Description of the environment / site characterization.

 

The project will follow the national environmental legislation to guide activity implementation, this includes laws on forestry, water management, plant protection, public health and hygiene, agrarian reform, land ownership, disaster management, waste management, protected areas, biodiversity conservation and sustainable agricultural practices.

 

The environmental conditions of the project location in Zimbabwe are vulnerable to climate change impacts such as droughts, erratic rainfall, and water scarcity. In Zimbabwe, the project is implemented in Mberengwa District in the Midlands province, a semi-arid area with annual precipitation between 450 mm and 650 mm.
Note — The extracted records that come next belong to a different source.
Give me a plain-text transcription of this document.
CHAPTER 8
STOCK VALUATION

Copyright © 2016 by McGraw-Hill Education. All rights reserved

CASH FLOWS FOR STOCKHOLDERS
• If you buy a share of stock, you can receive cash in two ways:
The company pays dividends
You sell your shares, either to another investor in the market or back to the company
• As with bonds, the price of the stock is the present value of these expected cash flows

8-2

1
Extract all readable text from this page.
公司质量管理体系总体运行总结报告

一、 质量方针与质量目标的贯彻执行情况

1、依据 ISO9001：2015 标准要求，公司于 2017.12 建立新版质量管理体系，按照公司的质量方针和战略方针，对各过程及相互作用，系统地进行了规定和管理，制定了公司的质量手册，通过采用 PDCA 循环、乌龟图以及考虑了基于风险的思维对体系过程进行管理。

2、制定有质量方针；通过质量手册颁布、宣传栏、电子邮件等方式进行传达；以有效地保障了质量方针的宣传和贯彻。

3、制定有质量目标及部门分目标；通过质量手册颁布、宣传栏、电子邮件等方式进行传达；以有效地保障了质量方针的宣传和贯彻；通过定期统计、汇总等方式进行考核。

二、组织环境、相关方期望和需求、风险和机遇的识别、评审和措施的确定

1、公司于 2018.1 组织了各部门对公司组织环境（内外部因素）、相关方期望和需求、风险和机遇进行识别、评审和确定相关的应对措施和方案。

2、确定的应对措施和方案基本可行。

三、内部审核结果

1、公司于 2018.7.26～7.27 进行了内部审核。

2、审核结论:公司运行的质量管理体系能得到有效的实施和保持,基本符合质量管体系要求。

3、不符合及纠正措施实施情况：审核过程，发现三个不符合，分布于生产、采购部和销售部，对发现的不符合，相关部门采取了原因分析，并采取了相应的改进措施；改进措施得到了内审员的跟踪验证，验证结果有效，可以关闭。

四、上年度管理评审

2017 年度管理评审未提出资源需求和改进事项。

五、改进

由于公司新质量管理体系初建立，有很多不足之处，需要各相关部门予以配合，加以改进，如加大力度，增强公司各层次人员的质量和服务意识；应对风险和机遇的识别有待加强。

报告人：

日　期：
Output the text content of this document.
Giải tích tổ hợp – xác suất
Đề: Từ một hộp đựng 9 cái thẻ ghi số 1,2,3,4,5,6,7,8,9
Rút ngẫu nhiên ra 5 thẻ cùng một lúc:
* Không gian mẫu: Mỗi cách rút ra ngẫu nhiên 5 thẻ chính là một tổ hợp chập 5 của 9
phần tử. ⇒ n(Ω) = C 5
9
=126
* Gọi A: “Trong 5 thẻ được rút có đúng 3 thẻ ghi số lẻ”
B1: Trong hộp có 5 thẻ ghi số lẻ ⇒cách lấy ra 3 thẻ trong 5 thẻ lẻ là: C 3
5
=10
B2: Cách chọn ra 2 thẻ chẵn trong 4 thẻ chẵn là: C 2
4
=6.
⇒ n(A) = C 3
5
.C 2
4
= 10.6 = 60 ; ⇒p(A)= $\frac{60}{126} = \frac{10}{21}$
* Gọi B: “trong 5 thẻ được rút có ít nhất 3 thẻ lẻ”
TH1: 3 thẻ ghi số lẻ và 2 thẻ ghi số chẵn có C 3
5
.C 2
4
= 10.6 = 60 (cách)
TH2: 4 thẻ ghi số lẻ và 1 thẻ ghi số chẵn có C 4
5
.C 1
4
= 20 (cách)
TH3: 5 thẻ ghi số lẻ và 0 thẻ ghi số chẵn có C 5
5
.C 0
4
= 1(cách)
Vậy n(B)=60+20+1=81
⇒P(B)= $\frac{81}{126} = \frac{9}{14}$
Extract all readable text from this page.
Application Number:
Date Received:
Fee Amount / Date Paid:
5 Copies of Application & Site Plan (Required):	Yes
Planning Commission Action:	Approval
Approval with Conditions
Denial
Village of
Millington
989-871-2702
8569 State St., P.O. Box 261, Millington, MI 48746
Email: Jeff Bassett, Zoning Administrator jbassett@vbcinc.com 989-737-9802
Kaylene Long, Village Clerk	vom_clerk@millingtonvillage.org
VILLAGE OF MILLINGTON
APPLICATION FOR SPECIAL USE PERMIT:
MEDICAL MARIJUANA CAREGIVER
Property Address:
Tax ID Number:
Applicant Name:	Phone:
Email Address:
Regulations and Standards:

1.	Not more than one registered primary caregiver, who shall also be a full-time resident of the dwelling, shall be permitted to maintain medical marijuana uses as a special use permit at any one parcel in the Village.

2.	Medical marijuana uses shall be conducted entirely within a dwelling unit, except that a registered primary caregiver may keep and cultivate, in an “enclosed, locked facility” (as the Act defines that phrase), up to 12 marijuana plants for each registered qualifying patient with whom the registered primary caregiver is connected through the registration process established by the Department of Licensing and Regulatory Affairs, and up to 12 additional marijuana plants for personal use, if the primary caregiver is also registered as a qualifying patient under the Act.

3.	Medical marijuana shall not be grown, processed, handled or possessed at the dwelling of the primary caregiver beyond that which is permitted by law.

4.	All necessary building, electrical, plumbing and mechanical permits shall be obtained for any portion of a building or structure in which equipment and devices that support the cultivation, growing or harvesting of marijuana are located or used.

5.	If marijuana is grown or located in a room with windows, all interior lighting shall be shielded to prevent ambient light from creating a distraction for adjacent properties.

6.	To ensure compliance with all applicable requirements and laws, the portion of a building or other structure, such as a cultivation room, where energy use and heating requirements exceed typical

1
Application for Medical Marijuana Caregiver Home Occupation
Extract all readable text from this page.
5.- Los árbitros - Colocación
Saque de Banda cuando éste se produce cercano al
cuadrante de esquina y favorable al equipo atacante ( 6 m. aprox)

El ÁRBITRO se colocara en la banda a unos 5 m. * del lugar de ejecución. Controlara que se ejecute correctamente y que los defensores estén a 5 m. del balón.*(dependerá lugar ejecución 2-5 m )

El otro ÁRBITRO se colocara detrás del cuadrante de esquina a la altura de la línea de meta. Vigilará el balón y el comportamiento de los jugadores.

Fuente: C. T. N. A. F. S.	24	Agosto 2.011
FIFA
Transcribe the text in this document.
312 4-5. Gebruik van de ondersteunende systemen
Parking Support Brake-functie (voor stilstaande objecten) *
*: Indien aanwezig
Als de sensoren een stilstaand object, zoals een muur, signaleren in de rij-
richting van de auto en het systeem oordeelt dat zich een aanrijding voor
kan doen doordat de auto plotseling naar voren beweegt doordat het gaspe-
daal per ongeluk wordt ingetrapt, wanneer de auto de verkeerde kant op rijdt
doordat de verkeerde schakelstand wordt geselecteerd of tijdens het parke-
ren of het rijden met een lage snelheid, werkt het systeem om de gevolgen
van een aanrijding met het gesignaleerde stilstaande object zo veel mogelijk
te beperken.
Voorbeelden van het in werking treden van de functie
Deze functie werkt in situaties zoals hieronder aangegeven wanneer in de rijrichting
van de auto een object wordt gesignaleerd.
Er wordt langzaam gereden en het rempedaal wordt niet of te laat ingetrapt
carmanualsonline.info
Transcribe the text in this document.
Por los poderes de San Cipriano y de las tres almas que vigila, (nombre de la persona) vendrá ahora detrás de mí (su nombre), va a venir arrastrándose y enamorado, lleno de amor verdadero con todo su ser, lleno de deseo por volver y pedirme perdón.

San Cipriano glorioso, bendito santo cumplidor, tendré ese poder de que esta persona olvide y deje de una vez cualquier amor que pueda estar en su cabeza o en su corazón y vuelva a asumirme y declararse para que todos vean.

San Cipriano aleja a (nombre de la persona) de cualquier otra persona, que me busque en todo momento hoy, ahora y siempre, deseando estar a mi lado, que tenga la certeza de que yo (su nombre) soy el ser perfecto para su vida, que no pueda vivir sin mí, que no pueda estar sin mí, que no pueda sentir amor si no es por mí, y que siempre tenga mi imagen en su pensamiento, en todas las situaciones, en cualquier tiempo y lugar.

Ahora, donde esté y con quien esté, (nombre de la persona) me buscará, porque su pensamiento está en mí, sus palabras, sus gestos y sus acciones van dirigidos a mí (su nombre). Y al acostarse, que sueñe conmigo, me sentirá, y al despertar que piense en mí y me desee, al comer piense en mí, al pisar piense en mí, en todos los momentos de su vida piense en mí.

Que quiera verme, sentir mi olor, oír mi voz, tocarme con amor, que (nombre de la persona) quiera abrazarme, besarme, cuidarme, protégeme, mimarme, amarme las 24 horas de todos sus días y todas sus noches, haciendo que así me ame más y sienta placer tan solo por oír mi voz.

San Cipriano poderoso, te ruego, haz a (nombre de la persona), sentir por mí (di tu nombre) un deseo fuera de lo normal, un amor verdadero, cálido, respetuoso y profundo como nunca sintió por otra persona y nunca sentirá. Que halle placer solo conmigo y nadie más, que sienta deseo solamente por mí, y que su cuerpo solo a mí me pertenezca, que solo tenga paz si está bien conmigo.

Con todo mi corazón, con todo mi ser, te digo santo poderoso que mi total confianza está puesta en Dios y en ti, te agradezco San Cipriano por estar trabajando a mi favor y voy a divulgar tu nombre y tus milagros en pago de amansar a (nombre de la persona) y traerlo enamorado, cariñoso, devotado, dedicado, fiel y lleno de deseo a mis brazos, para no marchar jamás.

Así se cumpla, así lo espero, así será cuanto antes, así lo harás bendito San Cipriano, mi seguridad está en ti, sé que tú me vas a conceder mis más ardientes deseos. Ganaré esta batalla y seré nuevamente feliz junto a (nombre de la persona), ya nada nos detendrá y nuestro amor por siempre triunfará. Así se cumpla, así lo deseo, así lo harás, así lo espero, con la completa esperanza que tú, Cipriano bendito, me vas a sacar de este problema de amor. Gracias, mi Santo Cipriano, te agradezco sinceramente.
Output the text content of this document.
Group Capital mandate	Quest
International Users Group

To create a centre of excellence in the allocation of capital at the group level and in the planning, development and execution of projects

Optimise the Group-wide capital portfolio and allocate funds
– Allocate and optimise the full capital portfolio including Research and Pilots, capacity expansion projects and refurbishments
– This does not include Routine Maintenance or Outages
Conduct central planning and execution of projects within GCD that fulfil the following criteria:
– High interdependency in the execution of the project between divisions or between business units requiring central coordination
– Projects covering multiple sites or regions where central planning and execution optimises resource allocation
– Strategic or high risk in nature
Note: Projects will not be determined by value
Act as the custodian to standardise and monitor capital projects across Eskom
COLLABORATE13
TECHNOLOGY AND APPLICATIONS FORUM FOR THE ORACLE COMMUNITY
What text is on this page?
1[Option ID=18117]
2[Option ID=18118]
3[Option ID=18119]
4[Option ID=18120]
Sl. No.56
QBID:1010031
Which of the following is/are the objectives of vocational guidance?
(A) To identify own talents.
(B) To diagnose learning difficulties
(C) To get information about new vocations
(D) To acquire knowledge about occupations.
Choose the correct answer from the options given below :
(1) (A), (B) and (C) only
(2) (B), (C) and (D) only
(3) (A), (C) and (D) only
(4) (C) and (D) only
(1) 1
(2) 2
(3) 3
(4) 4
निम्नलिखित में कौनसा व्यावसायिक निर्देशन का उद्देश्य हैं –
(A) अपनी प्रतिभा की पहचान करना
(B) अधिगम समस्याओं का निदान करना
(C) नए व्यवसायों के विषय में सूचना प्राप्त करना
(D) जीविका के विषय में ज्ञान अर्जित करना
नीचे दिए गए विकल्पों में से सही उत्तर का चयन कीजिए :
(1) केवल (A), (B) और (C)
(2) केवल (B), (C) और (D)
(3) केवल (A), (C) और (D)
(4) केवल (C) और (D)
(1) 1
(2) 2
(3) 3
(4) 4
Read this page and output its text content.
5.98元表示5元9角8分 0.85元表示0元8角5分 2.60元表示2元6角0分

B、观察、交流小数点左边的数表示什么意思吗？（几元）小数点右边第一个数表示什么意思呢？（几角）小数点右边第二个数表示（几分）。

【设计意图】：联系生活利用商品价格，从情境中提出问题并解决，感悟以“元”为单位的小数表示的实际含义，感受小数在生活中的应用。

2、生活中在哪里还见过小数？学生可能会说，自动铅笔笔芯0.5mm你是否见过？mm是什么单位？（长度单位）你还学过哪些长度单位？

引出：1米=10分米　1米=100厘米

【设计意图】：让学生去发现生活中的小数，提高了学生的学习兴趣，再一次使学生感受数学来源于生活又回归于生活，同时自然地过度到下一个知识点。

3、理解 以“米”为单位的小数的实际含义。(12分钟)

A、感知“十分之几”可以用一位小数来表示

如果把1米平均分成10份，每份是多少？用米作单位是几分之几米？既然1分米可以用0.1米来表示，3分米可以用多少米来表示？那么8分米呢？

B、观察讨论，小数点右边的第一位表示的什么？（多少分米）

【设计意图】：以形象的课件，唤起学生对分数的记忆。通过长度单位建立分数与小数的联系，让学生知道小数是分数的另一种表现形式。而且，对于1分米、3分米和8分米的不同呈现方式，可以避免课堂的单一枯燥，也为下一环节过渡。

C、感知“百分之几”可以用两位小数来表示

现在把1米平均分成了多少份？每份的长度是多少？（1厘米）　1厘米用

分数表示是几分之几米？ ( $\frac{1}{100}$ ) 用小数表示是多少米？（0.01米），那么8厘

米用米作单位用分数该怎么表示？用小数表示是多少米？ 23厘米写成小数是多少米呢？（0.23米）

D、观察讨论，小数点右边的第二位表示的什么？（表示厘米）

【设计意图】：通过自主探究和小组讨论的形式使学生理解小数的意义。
The district frequently faces seasonal droughts and severe dry spells, affecting both water availability and agricultural activities. The predominant sandy loam soils support livestock and drought-resistant crops, though illegal mining activities have exacerbated land degradation and water contamination, particularly around critical water sources like rivers and boreholes. The water scarcity challenge is compounded by the long distances that communities must travel to access reliable water sources.

 

To ensure that the project activities do not adversely affect the environment, the project teams will use the Nexus Environmental Assessment Tool (NEAT+). This tool will help identify environmental risks and guide the formulation of mitigation plans based on baseline data collection and community consultation.